Byron Bay was a gorgeous little surf town and we were staying at a hostel a hop, skip and a jump over railway tracks to the beach. It wasn’t quite as idyllic as Koh Phangan, but it had a nice relaxed vibe and we quickly got into the habit of waking up and going to the beach before walking into town for night-time fun and giggles. Being in Byron Bay reminded me of the holiday I took to Newquay when I was seventeen. I went with Emma and another couple of friends from sixth form. It was our first holiday without our parents and so we all went a bit crazy, the liberation making us feel like proper adults. It had been a real rite of passage and being in Byron Bay gave me the same feeling.
‘Sounds great,’ said Ed and I could detect a shard of something in his voice.
‘You all right?’
‘Tired. Not sleeping well without you.’
‘You should try sleeping on some of the hostel beds I’ve been in, more like planks of wood. It’s doing my back no favours.’
‘It’s one of the reasons I didn’t come.’
‘Yeah, right. We could’ve stayed at five-star hotels and you still wouldn’t have budged from the sofa.’
‘What’s that supposed to mean?’
‘Nothing, I was joking. Are you sure nothing’s bothering you?’
‘Just tired,’ he said again and then there was a silence.
Neither of us knew what to say to each other. It was pitiful. We’d gone from living together and longing for each other to almost complete strangers in less than three months. I didn’t want to go on and on about what I was doing and it seemed like he didn’t want to talk about anything. I felt like I was losing him when we didn’t talk and completely lost when we did. Maybe it wasn’t meant to work. Could being apart for such a long time ever really work?
‘Glad I called then.’
‘And what do you want me to say, Kate? How’s the trip? Tell me about all the drinking, partying and blokes you’ve been messing about with?’
His tone took me completely by surprise. It was angry and short, but what threw me the most was the unwitting reference to my fling with Jez.

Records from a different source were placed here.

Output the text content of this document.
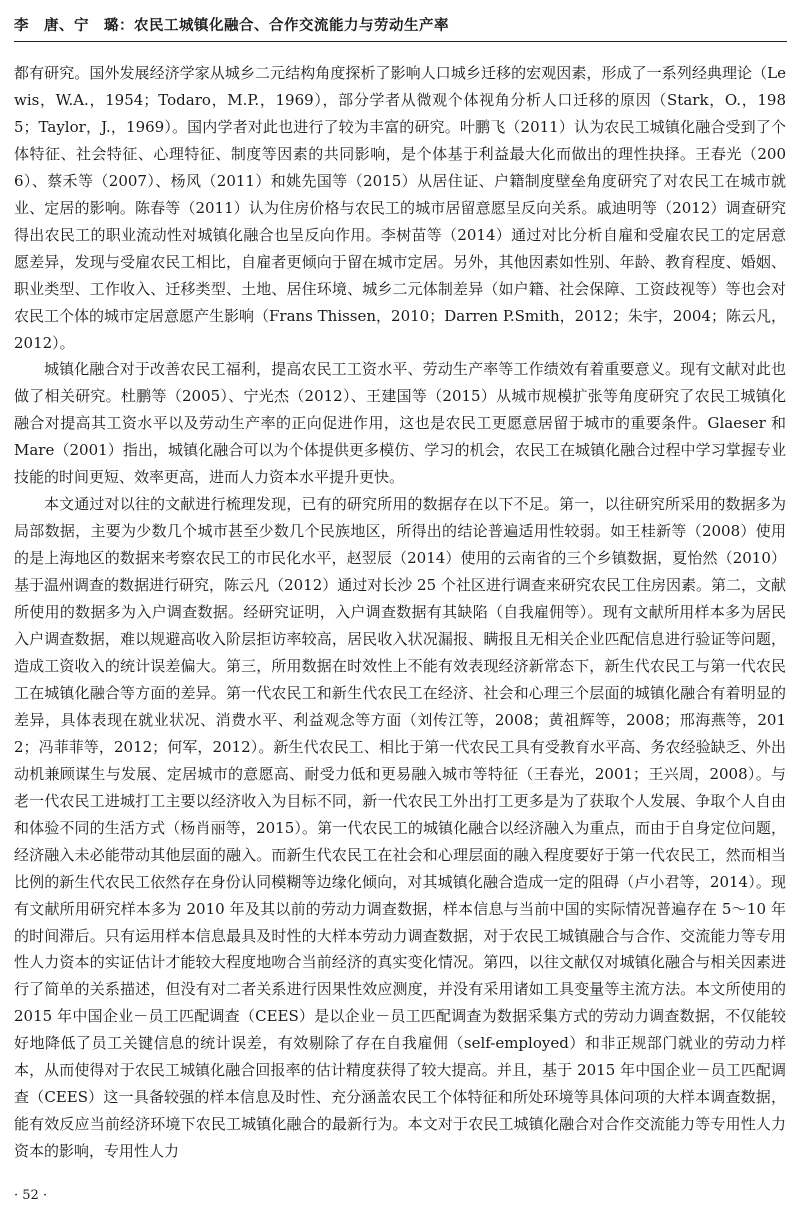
李　唐、宁　璐：农民工城镇化融合、合作交流能力与劳动生产率

都有研究。国外发展经济学家从城乡二元结构角度探析了影响人口城乡迁移的宏观因素，形成了一系列经典理论（Lewis，W.A.，1954；Todaro，M.P.，1969），部分学者从微观个体视角分析人口迁移的原因（Stark，O.，1985；Taylor，J.，1969）。国内学者对此也进行了较为丰富的研究。叶鹏飞（2011）认为农民工城镇化融合受到了个体特征、社会特征、心理特征、制度等因素的共同影响，是个体基于利益最大化而做出的理性抉择。王春光（2006）、蔡禾等（2007）、杨风（2011）和姚先国等（2015）从居住证、户籍制度壁垒角度研究了对农民工在城市就业、定居的影响。陈春等（2011）认为住房价格与农民工的城市居留意愿呈反向关系。戚迪明等（2012）调查研究得出农民工的职业流动性对城镇化融合也呈反向作用。李树苗等（2014）通过对比分析自雇和受雇农民工的定居意愿差异，发现与受雇农民工相比，自雇者更倾向于留在城市定居。另外，其他因素如性别、年龄、教育程度、婚姻、职业类型、工作收入、迁移类型、土地、居住环境、城乡二元体制差异（如户籍、社会保障、工资歧视等）等也会对农民工个体的城市定居意愿产生影响（Frans Thissen，2010；Darren P.Smith，2012；朱宇，2004；陈云凡，2012）。

城镇化融合对于改善农民工福利，提高农民工工资水平、劳动生产率等工作绩效有着重要意义。现有文献对此也做了相关研究。杜鹏等（2005）、宁光杰（2012）、王建国等（2015）从城市规模扩张等角度研究了农民工城镇化融合对提高其工资水平以及劳动生产率的正向促进作用，这也是农民工更愿意居留于城市的重要条件。Glaeser 和 Mare（2001）指出，城镇化融合可以为个体提供更多模仿、学习的机会，农民工在城镇化融合过程中学习掌握专业技能的时间更短、效率更高，进而人力资本水平提升更快。

本文通过对以往的文献进行梳理发现，已有的研究所用的数据存在以下不足。第一，以往研究所采用的数据多为局部数据，主要为少数几个城市甚至少数几个民族地区，所得出的结论普遍适用性较弱。如王桂新等（2008）使用的是上海地区的数据来考察农民工的市民化水平，赵翌辰（2014）使用的云南省的三个乡镇数据，夏怡然（2010）基于温州调查的数据进行研究，陈云凡（2012）通过对长沙 25 个社区进行调查来研究农民工住房因素。第二，文献所使用的数据多为入户调查数据。经研究证明，入户调查数据有其缺陷（自我雇佣等）。现有文献所用样本多为居民入户调查数据，难以规避高收入阶层拒访率较高，居民收入状况漏报、瞒报且无相关企业匹配信息进行验证等问题，造成工资收入的统计误差偏大。第三，所用数据在时效性上不能有效表现经济新常态下，新生代农民工与第一代农民工在城镇化融合等方面的差异。第一代农民工和新生代农民工在经济、社会和心理三个层面的城镇化融合有着明显的差异，具体表现在就业状况、消费水平、利益观念等方面（刘传江等，2008；黄祖辉等，2008；邢海燕等，2012；冯菲菲等，2012；何军，2012）。新生代农民工、相比于第一代农民工具有受教育水平高、务农经验缺乏、外出动机兼顾谋生与发展、定居城市的意愿高、耐受力低和更易融入城市等特征（王春光，2001；王兴周，2008）。与老一代农民工进城打工主要以经济收入为目标不同，新一代农民工外出打工更多是为了获取个人发展、争取个人自由和体验不同的生活方式（杨肖丽等，2015）。第一代农民工的城镇化融合以经济融入为重点，而由于自身定位问题，经济融入未必能带动其他层面的融入。而新生代农民工在社会和心理层面的融入程度要好于第一代农民工，然而相当比例的新生代农民工依然存在身份认同模糊等边缘化倾向，对其城镇化融合造成一定的阻碍（卢小君等，2014）。现有文献所用研究样本多为 2010 年及其以前的劳动力调查数据，样本信息与当前中国的实际情况普遍存在 5～10 年的时间滞后。只有运用样本信息最具及时性的大样本劳动力调查数据，对于农民工城镇融合与合作、交流能力等专用性人力资本的实证估计才能较大程度地吻合当前经济的真实变化情况。第四，以往文献仅对城镇化融合与相关因素进行了简单的关系描述，但没有对二者关系进行因果性效应测度，并没有采用诸如工具变量等主流方法。本文所使用的 2015 年中国企业－员工匹配调查（CEES）是以企业－员工匹配调查为数据采集方式的劳动力调查数据，不仅能较好地降低了员工关键信息的统计误差，有效剔除了存在自我雇佣（self-employed）和非正规部门就业的劳动力样本，从而使得对于农民工城镇化融合回报率的估计精度获得了较大提高。并且，基于 2015 年中国企业－员工匹配调查（CEES）这一具备较强的样本信息及时性、充分涵盖农民工个体特征和所处环境等具体问项的大样本调查数据，能有效反应当前经济环境下农民工城镇化融合的最新行为。本文对于农民工城镇化融合对合作交流能力等专用性人力资本的影响，专用性人力

· 52 ·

He shouldn’t have had any right to be angry or jealous, but he did. I felt awful and a part of me wanted to tell him. He deserved to know the truth, but I was too afraid. I didn’t want to lose him. Technically, it was only a kiss and a shared bed, but I suppose deep down it was more than that. I had felt something for someone else and thought about being with them and surely that was a lot worse than just a kiss.